Gliene ne aveva parlato una fiamma del tempo e lui, più per fare colpo su di lei che per reale interesse, una sera a casa si mise al lavoro: ascoltava Radio Luxemburg, quasi unica finestra sul mondo della musica.
Era annunciato il nuovo album dei CCR, anche questo trasmesso per intero come facevano solo loro, giusto con una pausa per voltare il disco. Alle 22 l’inizio: lo speaker presenta il disco come una svolta epocale nel rock, enfatizzando molto l’evento e paragonando i CCR a Beatles e a tutti i grandi gruppi rock del tempo, non per lo stile e il sound, ma per la carica di innovazione che portavano.

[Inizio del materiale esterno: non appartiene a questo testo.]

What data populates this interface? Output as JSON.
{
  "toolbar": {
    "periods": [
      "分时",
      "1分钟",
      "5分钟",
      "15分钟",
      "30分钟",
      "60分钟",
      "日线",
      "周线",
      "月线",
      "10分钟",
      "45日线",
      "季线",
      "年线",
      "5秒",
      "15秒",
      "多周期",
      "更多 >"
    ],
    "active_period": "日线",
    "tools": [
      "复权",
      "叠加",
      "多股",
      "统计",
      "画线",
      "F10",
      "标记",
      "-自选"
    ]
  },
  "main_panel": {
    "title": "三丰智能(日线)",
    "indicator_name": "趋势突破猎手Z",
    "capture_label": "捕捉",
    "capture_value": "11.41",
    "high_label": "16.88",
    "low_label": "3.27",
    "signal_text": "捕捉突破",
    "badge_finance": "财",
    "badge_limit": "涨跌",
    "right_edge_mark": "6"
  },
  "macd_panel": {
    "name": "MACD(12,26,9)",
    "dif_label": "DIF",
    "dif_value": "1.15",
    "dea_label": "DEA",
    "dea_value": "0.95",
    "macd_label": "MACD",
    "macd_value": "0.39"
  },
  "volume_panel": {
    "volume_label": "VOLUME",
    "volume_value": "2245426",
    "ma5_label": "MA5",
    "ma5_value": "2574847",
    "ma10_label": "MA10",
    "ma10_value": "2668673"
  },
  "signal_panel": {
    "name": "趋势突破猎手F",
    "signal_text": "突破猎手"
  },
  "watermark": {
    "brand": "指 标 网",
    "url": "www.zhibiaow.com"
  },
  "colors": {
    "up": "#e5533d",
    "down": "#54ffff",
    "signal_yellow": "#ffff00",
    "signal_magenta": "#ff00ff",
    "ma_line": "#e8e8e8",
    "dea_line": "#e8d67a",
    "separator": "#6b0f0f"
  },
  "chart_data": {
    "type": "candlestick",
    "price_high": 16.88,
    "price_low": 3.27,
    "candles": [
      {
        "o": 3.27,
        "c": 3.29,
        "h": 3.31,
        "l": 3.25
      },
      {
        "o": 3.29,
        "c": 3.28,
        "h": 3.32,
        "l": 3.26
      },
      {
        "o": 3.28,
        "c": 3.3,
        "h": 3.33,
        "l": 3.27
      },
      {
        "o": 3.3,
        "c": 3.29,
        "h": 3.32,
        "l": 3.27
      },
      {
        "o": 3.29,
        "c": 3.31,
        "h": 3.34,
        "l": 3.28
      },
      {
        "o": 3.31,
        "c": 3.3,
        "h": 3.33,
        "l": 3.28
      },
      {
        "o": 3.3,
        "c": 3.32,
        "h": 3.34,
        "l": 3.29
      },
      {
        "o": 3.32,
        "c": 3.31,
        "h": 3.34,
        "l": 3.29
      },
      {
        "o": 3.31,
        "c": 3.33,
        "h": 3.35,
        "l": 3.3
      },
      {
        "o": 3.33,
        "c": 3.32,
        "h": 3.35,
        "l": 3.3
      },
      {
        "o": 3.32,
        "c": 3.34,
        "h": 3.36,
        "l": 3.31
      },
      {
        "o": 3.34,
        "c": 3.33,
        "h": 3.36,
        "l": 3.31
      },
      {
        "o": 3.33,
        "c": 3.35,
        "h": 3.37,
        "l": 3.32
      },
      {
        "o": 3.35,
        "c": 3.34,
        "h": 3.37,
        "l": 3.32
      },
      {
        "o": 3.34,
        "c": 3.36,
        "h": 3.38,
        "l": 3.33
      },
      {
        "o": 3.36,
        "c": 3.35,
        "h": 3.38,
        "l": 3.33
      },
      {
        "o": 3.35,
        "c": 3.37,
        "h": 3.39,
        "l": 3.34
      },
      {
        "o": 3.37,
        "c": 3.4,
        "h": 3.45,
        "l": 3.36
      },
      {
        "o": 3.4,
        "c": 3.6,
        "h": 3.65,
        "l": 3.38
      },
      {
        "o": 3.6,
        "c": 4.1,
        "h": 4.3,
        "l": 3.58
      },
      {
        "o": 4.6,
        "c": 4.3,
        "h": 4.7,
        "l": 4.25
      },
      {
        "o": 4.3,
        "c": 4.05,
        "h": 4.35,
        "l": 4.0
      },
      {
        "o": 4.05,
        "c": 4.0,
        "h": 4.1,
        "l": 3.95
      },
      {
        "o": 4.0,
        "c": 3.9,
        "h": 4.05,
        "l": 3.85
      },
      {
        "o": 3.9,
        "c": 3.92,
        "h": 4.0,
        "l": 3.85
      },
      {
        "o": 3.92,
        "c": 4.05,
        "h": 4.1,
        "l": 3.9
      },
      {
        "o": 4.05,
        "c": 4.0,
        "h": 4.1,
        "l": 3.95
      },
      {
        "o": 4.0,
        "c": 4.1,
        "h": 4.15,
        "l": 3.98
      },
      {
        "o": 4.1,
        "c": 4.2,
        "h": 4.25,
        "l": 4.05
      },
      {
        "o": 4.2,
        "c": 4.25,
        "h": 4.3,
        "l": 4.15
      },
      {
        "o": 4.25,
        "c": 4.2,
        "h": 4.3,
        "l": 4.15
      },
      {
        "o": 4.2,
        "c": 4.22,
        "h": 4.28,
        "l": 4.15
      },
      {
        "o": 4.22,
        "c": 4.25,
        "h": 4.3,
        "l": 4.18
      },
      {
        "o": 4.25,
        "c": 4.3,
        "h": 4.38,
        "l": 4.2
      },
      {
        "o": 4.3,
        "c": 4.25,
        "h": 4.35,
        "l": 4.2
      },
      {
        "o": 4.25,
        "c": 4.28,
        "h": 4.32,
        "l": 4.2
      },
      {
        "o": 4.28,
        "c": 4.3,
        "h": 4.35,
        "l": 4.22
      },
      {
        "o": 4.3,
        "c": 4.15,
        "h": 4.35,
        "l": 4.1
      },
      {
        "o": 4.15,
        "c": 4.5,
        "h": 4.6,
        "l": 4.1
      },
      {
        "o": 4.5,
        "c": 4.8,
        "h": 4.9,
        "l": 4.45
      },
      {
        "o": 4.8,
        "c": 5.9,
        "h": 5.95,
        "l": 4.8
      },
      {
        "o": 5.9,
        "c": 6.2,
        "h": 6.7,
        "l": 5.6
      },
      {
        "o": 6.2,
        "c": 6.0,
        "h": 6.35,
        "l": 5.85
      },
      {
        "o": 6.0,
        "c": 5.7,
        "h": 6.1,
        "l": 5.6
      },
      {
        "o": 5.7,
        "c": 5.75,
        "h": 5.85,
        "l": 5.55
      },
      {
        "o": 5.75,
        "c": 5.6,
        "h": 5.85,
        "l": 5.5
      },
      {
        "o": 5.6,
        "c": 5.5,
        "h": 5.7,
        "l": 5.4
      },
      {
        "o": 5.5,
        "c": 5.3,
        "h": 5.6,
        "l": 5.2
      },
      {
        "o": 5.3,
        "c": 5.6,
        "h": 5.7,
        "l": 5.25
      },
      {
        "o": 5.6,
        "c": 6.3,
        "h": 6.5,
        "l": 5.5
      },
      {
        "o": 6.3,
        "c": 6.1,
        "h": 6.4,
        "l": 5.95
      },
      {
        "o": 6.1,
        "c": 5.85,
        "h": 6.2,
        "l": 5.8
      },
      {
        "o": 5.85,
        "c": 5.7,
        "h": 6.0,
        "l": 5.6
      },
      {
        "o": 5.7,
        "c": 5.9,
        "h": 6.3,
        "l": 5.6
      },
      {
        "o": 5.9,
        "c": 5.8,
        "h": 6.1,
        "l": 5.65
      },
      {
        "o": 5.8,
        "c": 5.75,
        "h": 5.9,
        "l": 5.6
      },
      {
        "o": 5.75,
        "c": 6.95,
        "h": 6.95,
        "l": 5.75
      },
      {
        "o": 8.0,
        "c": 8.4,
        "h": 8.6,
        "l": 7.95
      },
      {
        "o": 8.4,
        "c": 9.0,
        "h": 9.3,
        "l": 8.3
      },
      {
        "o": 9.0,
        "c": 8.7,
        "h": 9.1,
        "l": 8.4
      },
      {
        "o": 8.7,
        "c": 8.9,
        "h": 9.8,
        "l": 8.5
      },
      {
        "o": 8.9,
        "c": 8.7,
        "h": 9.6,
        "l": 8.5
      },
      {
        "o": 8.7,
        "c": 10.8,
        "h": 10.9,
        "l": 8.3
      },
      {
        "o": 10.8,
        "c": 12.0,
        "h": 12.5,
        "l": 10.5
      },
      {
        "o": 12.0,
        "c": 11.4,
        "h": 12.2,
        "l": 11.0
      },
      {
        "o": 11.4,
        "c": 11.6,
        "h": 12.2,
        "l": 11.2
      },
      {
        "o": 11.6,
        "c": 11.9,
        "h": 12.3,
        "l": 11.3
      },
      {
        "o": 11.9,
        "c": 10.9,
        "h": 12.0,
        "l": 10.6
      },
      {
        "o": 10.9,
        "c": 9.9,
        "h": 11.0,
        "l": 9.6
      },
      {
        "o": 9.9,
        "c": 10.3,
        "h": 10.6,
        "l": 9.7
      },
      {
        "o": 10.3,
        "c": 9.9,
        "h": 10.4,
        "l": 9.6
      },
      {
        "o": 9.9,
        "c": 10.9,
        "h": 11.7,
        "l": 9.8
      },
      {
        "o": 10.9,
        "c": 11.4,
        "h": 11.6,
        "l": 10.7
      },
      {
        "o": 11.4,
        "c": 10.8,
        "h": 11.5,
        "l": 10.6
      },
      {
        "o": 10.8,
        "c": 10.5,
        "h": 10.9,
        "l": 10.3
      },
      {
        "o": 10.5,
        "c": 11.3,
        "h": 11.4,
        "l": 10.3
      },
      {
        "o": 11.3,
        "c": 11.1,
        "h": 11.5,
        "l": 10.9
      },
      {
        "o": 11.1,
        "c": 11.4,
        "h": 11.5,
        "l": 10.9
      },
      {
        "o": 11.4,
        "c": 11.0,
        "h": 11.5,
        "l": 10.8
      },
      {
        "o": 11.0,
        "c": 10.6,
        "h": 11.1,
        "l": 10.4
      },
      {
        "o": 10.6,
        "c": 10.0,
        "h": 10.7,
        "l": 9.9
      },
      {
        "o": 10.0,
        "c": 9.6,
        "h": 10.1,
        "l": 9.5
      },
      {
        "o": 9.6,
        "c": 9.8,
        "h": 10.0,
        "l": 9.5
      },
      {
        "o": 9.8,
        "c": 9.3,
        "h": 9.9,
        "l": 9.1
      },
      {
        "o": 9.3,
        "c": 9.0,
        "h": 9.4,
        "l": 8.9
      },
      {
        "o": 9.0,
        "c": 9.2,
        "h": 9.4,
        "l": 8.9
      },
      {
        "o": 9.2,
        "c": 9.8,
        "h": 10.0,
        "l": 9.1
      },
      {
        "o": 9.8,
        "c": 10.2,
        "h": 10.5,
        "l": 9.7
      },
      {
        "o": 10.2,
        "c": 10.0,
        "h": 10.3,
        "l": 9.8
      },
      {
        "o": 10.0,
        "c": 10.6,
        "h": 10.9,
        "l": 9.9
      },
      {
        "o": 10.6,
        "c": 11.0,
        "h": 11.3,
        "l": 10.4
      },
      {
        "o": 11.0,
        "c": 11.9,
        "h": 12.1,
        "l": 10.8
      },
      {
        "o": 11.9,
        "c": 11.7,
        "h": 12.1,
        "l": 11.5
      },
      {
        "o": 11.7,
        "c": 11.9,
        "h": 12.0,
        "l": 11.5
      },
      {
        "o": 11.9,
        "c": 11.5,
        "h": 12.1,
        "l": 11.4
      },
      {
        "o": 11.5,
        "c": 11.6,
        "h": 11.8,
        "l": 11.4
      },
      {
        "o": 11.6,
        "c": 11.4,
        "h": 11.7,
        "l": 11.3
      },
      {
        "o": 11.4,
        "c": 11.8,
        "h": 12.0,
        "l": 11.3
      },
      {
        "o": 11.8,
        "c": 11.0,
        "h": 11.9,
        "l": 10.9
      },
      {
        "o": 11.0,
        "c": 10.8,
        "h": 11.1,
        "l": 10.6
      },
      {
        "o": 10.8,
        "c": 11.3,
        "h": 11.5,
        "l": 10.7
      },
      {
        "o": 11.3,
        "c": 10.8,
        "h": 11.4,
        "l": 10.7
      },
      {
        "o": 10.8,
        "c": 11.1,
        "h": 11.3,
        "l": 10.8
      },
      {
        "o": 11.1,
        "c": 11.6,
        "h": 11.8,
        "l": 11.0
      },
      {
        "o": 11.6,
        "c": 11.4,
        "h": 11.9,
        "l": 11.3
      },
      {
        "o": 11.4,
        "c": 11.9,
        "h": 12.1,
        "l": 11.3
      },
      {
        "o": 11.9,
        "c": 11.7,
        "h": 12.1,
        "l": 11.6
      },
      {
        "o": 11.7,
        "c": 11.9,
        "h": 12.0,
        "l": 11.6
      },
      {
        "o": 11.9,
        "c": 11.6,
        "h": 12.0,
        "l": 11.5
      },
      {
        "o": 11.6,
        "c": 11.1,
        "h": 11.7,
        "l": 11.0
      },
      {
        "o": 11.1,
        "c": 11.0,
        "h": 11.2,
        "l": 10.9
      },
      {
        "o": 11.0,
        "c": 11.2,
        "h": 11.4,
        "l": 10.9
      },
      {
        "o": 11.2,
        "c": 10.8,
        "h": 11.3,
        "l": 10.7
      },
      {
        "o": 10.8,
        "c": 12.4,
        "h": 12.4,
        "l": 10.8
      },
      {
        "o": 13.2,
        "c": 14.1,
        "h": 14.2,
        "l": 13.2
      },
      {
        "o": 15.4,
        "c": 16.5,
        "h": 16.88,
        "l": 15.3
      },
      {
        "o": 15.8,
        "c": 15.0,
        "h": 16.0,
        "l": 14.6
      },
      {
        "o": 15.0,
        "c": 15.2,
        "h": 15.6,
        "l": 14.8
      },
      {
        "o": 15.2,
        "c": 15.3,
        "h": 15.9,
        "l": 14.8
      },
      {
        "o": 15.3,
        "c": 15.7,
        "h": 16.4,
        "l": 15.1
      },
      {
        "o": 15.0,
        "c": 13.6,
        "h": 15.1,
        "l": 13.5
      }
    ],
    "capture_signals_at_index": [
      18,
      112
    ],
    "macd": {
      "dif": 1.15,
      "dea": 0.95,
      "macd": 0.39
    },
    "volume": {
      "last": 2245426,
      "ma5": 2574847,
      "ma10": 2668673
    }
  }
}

Tutte belle, ben suonate, voce clamorosa, uno scenario nuovo. Andrea dormiva con i suoi due fratelli, era tardi e volevano andare a letto, ma lui non accennava a spegnere la radio a valvole (quella a transistor c’erano già, ma era affezionato alla mia Magneti Marelli, con i pezzi di carta incastrati fra le valvole per tenerle ferme). Aveva cercato di abbassare il volume e per sentire teneva l’orecchio incollato al diffusore. Il rumore era lo stesso troppo forte.
“Apri ‘sta porta sennò la butto giù e ti spacco la faccia, così impari…”. Erano oramai le 23 e l’intervento di suo padre gli impedì di sentire per intero l’ultima canzone dell’album, “Long as I Can see the Light”. Pazienza, il disco aveva fatto comunque il suo effetto e le urla di sua madre a supporto delle minacce paterne madre non riuscivano a scacciare dalle sue orecchie quello che avevo sentito. Musica facile, ritmata, parole semplici, fin banali, una forza incredibile che manteneva perpetualente alta l’attenzione dell’ascoltatore.
Diventò subito fanatico, una settimana dopo comprò il disco e cminciò a consumarlo a forza di sentirlo. Cercò di socializzare l’esperienza, ma si sorprese a scontarsi con amici sofisticati che reputavano il disco troppof facile. Improvvisamente Abraxas, che aveva nello stesso modo ascoltato fino all’ossessione e che aveva imparato a suonare per intero, non gli diceva più nulla.
Ma alle porte c’erano film e colonna sonora di Woodstock: stavano arrivando in Italia e già Jimi stava facendo vibrare cuori e ormoni. Nemmeno tre mesi dopo la scena era nuovamente cambiata del tutto: Crosby e soci, Janis Jimi, Doors e psichedelica. Ciao Credence Clearwater Revival!